Mrs Saunders was awarded an OBE for her relentless campaign to find her husband's killers
And she even filed a civil action allowing her to take part in the trial of the 19 suspected group members.
Mrs Saunders told Today: "I was just so angry that somebody had killed my husband, a completely innocent man.
"I just felt that someone had to speak out."
Bomb breakthrough
Greek public figures and businessmen are also thought to have been among November 17's victims.
Police made little progress in their search for the group until last year, when a bomb being carried by Mr Xiros exploded prematurely leaving him badly injured and in the hands of the authorities.

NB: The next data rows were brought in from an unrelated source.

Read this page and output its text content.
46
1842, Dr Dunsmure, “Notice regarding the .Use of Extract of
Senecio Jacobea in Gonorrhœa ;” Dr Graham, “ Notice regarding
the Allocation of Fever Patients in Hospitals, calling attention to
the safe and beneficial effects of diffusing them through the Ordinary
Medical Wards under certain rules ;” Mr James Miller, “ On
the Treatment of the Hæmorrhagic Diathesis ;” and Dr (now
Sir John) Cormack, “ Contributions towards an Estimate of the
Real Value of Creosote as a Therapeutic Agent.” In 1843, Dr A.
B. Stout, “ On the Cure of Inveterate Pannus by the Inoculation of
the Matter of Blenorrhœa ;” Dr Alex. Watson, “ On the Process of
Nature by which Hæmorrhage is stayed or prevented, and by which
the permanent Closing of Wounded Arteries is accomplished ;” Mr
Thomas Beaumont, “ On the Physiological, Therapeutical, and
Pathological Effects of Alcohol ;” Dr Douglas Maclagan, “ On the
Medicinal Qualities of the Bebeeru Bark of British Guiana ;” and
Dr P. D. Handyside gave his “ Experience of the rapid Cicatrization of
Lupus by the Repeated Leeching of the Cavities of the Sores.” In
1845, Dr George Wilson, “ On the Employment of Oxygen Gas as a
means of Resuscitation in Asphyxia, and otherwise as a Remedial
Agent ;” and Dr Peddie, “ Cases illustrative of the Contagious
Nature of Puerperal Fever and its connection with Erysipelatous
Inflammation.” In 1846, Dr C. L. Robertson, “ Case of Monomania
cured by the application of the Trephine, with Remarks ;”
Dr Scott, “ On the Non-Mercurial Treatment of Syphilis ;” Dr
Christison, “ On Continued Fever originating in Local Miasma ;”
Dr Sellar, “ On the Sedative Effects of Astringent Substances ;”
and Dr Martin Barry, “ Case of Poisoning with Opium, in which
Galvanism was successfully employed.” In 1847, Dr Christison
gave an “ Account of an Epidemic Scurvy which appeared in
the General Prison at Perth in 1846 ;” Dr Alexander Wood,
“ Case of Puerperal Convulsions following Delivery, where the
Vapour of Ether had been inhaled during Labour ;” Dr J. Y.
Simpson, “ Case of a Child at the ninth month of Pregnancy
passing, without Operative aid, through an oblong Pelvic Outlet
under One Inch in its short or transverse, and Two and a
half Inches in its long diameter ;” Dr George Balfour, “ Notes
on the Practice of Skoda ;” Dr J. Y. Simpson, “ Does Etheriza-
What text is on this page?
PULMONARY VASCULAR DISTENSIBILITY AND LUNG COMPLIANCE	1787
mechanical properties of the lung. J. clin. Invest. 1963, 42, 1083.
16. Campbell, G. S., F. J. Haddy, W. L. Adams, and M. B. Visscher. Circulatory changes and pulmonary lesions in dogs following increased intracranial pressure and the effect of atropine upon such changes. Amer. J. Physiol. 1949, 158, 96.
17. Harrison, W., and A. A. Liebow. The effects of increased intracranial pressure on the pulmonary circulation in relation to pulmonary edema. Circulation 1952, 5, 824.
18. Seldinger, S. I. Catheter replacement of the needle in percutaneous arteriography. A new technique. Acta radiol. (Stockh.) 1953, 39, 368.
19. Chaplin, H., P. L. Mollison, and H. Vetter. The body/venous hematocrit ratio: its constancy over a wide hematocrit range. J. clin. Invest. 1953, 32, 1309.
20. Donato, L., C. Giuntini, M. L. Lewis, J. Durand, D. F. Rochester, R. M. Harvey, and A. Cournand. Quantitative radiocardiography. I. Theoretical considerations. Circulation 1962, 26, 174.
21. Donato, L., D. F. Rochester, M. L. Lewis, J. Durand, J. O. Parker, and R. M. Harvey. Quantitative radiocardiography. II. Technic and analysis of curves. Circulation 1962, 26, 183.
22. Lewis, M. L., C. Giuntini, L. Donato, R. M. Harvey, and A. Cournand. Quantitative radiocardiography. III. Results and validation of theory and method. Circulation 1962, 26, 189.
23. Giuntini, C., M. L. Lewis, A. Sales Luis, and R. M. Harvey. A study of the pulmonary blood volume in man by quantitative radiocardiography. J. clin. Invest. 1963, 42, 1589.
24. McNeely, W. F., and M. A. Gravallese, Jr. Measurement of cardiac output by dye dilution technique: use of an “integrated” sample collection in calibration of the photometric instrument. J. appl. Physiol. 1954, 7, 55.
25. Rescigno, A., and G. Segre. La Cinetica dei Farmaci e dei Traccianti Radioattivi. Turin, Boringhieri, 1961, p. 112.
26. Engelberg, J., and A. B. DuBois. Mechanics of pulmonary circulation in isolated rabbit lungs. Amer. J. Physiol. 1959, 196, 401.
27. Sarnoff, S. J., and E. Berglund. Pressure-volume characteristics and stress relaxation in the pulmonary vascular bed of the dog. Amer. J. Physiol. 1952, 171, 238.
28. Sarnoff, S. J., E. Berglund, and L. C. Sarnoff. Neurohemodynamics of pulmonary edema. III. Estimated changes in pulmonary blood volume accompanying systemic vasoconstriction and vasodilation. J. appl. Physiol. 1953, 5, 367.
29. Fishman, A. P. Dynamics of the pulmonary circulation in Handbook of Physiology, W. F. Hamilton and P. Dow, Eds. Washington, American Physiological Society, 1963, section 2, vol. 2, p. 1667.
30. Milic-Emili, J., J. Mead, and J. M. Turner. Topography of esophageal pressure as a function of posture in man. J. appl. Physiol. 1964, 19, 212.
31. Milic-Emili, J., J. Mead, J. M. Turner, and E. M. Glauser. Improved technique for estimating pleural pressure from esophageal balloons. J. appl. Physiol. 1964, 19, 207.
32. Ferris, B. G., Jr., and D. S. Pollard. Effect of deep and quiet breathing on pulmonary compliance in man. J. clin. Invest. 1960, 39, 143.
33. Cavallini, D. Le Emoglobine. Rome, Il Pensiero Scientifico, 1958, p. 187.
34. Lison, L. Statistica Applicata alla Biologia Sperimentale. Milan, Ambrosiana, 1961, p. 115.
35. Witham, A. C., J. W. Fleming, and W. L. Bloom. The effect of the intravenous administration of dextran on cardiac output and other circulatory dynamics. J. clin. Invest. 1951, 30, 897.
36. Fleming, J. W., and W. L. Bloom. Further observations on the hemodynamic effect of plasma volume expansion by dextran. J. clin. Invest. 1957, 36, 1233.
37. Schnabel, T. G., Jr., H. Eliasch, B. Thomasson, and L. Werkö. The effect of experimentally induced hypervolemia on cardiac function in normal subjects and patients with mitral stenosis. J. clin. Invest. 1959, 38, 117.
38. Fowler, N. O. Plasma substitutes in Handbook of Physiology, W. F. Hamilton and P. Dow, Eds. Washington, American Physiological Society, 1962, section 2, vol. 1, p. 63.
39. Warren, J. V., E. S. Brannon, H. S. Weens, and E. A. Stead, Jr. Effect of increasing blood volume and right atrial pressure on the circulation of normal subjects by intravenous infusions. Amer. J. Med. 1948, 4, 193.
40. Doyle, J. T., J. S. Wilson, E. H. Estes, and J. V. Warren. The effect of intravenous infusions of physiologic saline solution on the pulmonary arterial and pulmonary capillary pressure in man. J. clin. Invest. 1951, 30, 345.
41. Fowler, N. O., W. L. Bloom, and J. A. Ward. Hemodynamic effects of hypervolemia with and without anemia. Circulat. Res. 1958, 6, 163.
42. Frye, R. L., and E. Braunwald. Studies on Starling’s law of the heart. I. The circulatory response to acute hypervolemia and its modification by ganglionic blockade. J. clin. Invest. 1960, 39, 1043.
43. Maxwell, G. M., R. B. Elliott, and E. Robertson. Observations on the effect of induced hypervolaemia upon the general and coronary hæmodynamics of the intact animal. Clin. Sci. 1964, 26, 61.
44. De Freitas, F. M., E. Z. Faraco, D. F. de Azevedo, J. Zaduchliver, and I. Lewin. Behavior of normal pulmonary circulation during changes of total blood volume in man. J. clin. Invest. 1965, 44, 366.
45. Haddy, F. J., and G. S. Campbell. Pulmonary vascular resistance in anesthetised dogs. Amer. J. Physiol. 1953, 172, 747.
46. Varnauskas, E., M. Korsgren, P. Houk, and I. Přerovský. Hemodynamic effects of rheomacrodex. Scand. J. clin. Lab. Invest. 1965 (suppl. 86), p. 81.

Within months 19 suspected members of the group had been held and charged and Greek police had found the .45 calibre pistol allegedly used to kill Brig Saunders.
Nineteen alleged members of November 17 are on trial
The 52-year-old defence attache was shot four times in the chest by two men on a motorcycle who drove up alongside his unmarked car in a traffic jam.
November 17, a Marxist and anti-Western group, claimed responsibility for the shooting.
The group said the brigadier had been punished for his "instrumental role" in Nato's 78-day aerial bombardment of Yugoslavia during the Kosovo conflict.
The Greek Government offered a reward for information about the killers and British intelligence and Scotland Yard were brought in to help Greek police track them down.